The answer is that modern higher education is increasingly about providing three things:
1) an active social environment that students can really enjoy -- including fitness centers, semesters in exotic foreign locations, elimination of hard, core curriculum in favor of "relevant" topics, almost complete abandonment of science and mathematics, dramatic expansion in semi-professional and pre-professional athletic programs, and the ascendancy of "soft" business majors and "inter-disciplinary curricula." This means that higher education has become more fun, less demanding, and less effective;
2) political education -- provided through centers for this and centers for that focusing on race, ethnic, gender, environment. These centers, which are extremely costly, often provide misinformation as opposed to education and are usually staffed by people whose academic credentials would make them ineligible to be faculty members in any normal academic department, even at non-elite schools. A strong pro-government orientation toward attacking alleged ills of society dovetails neatly with higher education's support for more taxpayer funding. It may not be educational, but it is useful to those who run these institutions, who spend enormous hours and dollars lobbying various levels of government for more funding;
3) certification -- the idea that a degree conveys the message that a student possessing the degree has a minimum level of education. This idea is gradually losing traction as businesses across America have discovered that degrees even from elite institutions do not mean literacy, competency or work ethic. Businesses have become much more skeptical about the qualifications possessed by the graduates of the American higher education system.

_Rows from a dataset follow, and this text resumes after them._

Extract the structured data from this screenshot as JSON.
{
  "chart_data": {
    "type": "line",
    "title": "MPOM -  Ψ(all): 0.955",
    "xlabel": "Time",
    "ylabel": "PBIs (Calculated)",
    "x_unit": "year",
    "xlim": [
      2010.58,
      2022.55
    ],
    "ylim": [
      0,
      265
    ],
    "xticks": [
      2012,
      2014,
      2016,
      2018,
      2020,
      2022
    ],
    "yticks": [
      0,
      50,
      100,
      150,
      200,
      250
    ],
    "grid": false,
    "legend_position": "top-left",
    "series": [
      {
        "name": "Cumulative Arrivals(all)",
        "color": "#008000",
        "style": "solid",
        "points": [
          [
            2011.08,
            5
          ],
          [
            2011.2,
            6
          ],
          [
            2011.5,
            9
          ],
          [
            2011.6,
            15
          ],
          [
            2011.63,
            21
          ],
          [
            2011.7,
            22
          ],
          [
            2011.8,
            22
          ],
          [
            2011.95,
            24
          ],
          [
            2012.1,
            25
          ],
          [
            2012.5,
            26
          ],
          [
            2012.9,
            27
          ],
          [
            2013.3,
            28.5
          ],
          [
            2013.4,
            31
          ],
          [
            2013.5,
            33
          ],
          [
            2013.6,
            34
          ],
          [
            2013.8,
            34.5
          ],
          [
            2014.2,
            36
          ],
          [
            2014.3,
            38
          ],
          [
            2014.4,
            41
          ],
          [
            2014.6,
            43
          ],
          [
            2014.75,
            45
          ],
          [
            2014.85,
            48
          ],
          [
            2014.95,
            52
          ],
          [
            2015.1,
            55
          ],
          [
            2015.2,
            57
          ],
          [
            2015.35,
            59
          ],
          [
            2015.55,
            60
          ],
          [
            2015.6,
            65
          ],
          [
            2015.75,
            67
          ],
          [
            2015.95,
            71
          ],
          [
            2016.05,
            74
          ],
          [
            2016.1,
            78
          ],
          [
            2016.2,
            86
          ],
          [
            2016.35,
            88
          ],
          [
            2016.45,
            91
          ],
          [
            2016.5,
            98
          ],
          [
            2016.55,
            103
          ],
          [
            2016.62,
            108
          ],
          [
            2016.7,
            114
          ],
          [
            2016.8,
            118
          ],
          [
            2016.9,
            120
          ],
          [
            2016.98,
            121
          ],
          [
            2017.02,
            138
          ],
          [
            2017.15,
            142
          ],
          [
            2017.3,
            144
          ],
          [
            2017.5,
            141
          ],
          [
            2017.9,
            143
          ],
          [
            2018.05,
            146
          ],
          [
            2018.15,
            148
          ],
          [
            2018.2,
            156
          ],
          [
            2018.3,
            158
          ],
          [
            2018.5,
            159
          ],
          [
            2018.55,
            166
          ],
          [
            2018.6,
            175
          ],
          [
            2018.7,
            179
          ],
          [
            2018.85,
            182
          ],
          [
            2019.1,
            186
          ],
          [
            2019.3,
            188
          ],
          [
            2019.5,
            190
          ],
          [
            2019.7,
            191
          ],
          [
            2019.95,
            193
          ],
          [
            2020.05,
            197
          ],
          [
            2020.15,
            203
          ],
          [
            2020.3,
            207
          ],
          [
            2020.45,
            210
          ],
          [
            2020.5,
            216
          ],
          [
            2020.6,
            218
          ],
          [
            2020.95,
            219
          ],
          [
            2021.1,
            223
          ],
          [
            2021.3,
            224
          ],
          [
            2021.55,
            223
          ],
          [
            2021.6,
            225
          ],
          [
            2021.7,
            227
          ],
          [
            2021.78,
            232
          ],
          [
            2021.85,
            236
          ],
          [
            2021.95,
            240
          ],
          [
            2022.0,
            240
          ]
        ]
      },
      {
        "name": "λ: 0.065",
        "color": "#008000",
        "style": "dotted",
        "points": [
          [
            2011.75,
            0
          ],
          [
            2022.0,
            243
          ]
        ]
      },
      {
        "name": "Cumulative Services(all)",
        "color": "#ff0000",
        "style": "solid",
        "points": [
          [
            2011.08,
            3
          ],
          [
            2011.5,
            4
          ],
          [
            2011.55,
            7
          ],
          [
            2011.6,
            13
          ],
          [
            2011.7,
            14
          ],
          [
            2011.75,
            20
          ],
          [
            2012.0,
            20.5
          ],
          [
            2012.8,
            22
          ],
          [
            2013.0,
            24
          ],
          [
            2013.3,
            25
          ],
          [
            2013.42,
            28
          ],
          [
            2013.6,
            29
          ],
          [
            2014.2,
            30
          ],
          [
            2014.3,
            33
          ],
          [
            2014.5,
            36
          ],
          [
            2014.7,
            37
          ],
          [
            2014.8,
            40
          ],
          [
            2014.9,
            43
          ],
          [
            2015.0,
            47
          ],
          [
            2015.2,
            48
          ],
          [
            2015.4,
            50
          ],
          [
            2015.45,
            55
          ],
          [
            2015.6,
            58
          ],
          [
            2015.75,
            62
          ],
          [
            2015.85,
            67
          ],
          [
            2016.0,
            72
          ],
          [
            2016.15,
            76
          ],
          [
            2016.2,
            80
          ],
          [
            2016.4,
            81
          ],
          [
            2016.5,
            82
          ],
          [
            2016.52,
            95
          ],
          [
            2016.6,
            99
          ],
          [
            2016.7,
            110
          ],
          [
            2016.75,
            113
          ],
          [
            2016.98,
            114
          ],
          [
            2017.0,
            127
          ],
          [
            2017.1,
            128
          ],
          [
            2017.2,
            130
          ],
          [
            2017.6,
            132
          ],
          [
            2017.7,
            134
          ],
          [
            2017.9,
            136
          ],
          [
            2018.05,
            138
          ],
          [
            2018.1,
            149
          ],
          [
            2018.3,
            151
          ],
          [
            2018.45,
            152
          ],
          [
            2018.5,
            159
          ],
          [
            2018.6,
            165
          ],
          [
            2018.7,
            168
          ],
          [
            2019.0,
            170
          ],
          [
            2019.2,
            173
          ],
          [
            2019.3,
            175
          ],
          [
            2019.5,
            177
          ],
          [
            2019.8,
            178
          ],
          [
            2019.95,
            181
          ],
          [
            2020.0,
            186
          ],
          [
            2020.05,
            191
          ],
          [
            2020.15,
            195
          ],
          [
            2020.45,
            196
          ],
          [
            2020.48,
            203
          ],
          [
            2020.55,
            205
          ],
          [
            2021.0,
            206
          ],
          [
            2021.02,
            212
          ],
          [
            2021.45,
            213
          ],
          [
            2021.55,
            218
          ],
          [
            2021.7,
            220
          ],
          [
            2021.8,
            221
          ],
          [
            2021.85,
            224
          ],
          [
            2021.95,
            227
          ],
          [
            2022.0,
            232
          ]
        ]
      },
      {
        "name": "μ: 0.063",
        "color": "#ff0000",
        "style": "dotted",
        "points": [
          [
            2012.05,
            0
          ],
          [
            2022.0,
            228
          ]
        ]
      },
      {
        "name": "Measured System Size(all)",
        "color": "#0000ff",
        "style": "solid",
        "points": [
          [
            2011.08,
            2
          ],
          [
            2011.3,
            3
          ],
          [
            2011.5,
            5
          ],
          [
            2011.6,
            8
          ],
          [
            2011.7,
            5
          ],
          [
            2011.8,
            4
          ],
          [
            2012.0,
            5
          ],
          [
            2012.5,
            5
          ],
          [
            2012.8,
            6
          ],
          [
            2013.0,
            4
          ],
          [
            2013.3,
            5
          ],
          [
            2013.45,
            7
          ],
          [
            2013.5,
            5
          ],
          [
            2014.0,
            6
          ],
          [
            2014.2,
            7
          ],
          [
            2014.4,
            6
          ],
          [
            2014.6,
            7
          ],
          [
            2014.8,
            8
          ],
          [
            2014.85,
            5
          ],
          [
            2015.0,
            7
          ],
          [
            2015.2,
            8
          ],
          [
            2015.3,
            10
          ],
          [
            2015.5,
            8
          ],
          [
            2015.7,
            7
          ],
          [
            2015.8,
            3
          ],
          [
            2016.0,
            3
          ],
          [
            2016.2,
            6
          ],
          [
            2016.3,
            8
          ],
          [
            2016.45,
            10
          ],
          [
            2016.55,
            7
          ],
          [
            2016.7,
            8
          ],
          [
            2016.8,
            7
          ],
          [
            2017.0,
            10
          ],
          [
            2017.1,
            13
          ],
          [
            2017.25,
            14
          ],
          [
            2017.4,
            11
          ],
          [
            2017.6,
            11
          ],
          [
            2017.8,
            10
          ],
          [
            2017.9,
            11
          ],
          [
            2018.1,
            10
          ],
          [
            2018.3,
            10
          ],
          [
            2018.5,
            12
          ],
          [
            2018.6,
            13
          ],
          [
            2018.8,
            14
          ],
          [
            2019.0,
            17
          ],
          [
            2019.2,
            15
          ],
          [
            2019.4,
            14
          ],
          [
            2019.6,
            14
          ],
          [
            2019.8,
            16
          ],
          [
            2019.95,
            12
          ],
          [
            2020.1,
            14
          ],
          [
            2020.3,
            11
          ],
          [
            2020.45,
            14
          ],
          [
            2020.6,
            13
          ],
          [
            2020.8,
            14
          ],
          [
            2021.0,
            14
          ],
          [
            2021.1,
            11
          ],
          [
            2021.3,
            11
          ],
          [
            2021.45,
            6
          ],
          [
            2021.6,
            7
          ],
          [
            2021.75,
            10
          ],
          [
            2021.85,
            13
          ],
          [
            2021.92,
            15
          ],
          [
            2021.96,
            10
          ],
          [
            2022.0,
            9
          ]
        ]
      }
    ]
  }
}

So, while American higher education institutions do a bang up job of providing the first two items above, the "certification" is increasingly seen as a hollow shell.
In short, higher education is less and less about education. It is about social and political indoctrination and unlike education, social and political indoctrination is a very expensive proposition. It is not cheap to provide a "Club-Med" environment on a University campus and to constantly update it with more and more expensive features. As the "education model" is supplanted by the "resort model" in higher education, it becomes increasingly expensive to compete with other "resorts."
If you want to develop your social skills and learn networking skills, find your way to an elite higher education institution. But, if you want an education, go online. The former path is absurdly expensive, while the latter path is almost costless.
Given these dynamics, the future is pretty easy to read. Education, real education, will ultimately be provided in an inexpensive fashion by modern technology and what currently passes for higher education will continue to morph into an elaborate, expensive, four year form of a summer vacation with mostly political content.
Employers will eventually ignore the "certification" conveyed by higher education institutions, as the value of such certification withers away. Instead employers will find other ways to ascertain the skills and qualifications of "educated" employees. Higher education will never lose its charm, but it will, in time, lose its relevance as the costs continue to explode beyond its value.